If you say, in Hebrew "the mountain", you say "ha-har", which in syllable terms, puts a syllable before the word. Now if you say "I walked to the mountain" "halachti la-har, you are putting two syllables before the word. In Hebrew, the two syllables are merged to one, "la" which is much like "to-the" becoming "t'a", as in "I walked t'a mountain". But ignore that.
A word has two ends, and it is much clearer to put the definite marker on one end, and the case-marker (the preposition) on the other end, so that they don't have to fight. This makes best use of the phoneme space, and this is the preferred solution.
"I walked the-mountain-ward" (Halachti ha-har-a)
But this solution is the casing solution, and it interferes with embedding in a way described in the body of this question: Did case systems dissappear to make embedding easier? . When you replace the mountain by an embedded phrase, it puts a syllable in the middle of the embedded phrase in such a way that it is difficult to shear off.

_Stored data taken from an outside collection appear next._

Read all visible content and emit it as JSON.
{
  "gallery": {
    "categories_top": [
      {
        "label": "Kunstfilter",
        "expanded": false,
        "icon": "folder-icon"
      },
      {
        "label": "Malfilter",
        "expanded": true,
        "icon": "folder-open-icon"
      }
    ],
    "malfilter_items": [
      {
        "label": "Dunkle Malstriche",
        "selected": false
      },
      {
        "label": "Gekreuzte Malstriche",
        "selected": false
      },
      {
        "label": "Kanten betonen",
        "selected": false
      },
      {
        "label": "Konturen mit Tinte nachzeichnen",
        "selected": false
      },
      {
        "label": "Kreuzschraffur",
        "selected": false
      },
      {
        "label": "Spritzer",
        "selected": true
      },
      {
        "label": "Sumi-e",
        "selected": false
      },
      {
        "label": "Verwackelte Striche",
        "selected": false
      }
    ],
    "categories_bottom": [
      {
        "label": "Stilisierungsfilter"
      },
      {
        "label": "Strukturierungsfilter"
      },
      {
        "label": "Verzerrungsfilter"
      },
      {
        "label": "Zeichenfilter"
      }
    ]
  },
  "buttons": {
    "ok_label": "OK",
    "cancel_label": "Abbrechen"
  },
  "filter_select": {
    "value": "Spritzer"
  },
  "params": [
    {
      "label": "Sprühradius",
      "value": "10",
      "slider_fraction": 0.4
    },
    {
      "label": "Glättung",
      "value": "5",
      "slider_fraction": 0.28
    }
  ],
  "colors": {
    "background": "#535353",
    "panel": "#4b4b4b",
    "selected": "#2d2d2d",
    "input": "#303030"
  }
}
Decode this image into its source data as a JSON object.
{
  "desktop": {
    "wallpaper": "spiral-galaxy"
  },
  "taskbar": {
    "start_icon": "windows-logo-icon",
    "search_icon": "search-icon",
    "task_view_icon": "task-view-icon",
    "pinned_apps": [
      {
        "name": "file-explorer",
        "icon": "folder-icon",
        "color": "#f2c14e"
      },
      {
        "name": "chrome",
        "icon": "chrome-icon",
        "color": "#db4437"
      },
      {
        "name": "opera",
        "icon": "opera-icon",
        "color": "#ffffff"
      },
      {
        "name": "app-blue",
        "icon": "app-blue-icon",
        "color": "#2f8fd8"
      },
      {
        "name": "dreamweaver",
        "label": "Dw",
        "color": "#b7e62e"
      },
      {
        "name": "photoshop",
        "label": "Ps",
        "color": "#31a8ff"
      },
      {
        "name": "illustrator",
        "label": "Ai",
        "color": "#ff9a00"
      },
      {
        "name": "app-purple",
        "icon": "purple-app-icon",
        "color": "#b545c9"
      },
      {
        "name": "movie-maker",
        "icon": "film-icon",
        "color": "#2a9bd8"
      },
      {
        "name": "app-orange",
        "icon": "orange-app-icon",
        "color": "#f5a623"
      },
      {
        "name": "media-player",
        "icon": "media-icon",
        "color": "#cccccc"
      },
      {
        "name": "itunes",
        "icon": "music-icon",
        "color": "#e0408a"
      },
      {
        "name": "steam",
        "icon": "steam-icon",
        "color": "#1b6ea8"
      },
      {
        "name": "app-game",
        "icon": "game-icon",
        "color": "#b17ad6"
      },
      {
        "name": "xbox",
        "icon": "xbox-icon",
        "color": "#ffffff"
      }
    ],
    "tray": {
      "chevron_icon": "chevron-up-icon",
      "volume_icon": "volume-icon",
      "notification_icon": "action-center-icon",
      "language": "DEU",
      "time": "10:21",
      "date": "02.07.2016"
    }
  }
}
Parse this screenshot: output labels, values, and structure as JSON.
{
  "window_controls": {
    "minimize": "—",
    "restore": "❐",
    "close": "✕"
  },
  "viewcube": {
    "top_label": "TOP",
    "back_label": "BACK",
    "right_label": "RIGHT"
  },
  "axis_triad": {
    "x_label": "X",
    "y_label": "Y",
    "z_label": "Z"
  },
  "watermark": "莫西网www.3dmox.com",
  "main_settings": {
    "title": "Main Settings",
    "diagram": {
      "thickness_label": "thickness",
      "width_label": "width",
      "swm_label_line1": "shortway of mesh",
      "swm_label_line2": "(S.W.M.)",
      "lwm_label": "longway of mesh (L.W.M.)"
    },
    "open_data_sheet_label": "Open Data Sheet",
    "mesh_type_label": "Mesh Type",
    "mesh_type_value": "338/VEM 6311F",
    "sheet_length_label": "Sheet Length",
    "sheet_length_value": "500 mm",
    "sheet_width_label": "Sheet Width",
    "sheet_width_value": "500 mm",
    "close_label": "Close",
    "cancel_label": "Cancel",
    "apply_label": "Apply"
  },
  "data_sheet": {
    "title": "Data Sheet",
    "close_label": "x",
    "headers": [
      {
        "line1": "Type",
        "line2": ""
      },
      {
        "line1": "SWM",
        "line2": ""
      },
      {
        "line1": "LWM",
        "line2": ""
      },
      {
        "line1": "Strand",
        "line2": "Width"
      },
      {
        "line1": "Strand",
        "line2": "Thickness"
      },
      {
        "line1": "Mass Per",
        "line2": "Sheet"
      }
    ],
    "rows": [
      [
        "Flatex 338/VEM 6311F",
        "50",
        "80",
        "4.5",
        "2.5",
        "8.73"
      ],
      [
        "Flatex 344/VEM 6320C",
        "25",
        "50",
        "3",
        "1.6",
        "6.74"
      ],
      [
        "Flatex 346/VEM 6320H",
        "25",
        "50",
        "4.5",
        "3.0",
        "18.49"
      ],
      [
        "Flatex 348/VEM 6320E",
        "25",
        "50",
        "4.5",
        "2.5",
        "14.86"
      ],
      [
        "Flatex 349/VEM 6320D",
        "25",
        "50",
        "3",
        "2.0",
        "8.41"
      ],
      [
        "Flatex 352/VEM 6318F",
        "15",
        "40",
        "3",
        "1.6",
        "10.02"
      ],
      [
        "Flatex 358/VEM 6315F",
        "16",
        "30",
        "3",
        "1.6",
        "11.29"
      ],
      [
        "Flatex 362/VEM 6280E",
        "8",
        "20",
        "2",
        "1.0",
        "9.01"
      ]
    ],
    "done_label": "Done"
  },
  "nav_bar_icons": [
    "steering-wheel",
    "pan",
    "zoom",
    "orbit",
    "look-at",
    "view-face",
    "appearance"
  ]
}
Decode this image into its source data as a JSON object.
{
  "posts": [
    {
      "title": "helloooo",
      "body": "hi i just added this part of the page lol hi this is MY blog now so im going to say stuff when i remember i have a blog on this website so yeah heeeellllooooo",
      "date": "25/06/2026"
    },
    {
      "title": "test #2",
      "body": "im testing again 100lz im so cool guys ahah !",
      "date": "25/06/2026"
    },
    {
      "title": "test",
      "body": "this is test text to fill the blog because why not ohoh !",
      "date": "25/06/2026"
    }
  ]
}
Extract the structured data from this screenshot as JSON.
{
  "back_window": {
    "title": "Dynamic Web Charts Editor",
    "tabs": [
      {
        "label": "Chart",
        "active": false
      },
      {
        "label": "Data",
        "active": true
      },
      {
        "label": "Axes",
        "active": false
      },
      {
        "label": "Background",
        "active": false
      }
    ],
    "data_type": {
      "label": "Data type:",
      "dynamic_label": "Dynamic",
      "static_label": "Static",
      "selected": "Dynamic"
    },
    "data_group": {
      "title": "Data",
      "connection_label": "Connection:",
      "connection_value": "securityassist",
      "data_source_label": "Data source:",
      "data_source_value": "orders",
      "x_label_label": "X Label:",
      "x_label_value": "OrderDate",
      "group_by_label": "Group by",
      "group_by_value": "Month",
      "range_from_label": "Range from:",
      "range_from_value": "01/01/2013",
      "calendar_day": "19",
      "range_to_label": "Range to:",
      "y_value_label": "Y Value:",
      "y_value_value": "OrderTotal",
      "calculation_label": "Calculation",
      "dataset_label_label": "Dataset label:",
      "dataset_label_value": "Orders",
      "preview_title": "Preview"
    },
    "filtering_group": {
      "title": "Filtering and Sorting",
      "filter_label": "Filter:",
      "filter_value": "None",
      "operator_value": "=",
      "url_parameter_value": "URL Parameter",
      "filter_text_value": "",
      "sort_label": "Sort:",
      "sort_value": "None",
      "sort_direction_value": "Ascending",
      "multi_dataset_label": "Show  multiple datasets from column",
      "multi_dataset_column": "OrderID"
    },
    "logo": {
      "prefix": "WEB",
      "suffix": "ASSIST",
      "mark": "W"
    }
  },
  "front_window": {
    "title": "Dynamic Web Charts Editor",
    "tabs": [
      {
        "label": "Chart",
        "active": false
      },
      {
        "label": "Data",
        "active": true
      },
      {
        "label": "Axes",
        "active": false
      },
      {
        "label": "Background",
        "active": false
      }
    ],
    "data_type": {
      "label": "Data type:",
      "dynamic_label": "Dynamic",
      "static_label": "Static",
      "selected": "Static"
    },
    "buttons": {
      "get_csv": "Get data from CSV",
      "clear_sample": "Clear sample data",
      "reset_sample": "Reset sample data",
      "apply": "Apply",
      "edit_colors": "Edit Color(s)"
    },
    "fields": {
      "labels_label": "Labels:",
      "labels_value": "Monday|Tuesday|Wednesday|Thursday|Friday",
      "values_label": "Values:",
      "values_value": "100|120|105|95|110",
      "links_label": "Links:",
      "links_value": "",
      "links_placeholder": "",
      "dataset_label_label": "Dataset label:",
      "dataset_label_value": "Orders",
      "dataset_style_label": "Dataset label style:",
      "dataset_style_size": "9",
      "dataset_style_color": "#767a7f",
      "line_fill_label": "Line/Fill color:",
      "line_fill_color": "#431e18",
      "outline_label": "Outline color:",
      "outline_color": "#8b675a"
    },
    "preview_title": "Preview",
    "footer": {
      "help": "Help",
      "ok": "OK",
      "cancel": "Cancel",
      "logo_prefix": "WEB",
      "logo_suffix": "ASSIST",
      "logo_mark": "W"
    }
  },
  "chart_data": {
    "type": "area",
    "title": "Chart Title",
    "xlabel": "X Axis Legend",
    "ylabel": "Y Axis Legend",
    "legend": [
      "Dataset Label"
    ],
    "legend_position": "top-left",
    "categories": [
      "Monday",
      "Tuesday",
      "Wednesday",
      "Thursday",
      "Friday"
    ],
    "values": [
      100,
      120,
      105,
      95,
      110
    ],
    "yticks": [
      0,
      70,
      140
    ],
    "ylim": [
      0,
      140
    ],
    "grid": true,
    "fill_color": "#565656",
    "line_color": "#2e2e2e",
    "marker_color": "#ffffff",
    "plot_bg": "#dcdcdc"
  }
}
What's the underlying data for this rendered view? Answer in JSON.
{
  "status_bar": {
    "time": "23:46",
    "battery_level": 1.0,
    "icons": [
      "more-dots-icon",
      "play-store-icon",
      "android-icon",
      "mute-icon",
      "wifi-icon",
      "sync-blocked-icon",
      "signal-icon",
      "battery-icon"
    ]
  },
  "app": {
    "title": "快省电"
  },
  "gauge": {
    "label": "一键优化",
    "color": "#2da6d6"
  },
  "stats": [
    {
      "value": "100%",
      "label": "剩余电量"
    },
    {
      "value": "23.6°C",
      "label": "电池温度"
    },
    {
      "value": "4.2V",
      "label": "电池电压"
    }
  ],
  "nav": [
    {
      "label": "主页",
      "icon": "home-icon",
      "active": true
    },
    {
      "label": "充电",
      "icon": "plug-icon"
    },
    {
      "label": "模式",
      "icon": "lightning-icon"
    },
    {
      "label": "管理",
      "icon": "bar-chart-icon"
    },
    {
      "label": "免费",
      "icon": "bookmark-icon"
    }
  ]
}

This puts pressure on languages to shed case systems and other morphological transformations in favor of stand-alone function words with a common syntax, beginning at the date that recursive embedding becomes common among all speakers of the language.
Ancient Embedding styles
Just so that I am clear--- all languages embed conceptually, they only don't embed grammatically. The concepts in a non-recursive language are not simpler than in a recursive language, they are just expressed more verbosely.
I want something. Namely, to be clear. All languages have conceptual embedding. They do not need grammatical embedding, not necessarily. If a language has no embedding, then the concepts are not simpler. You just say things more verbosely.
So there is no implication that speakers of Piraha are somehow less than human, or not fully capable of philosophizing, or anything like that. These ideas only come if you associate grammatical recursion with language, an association which is false.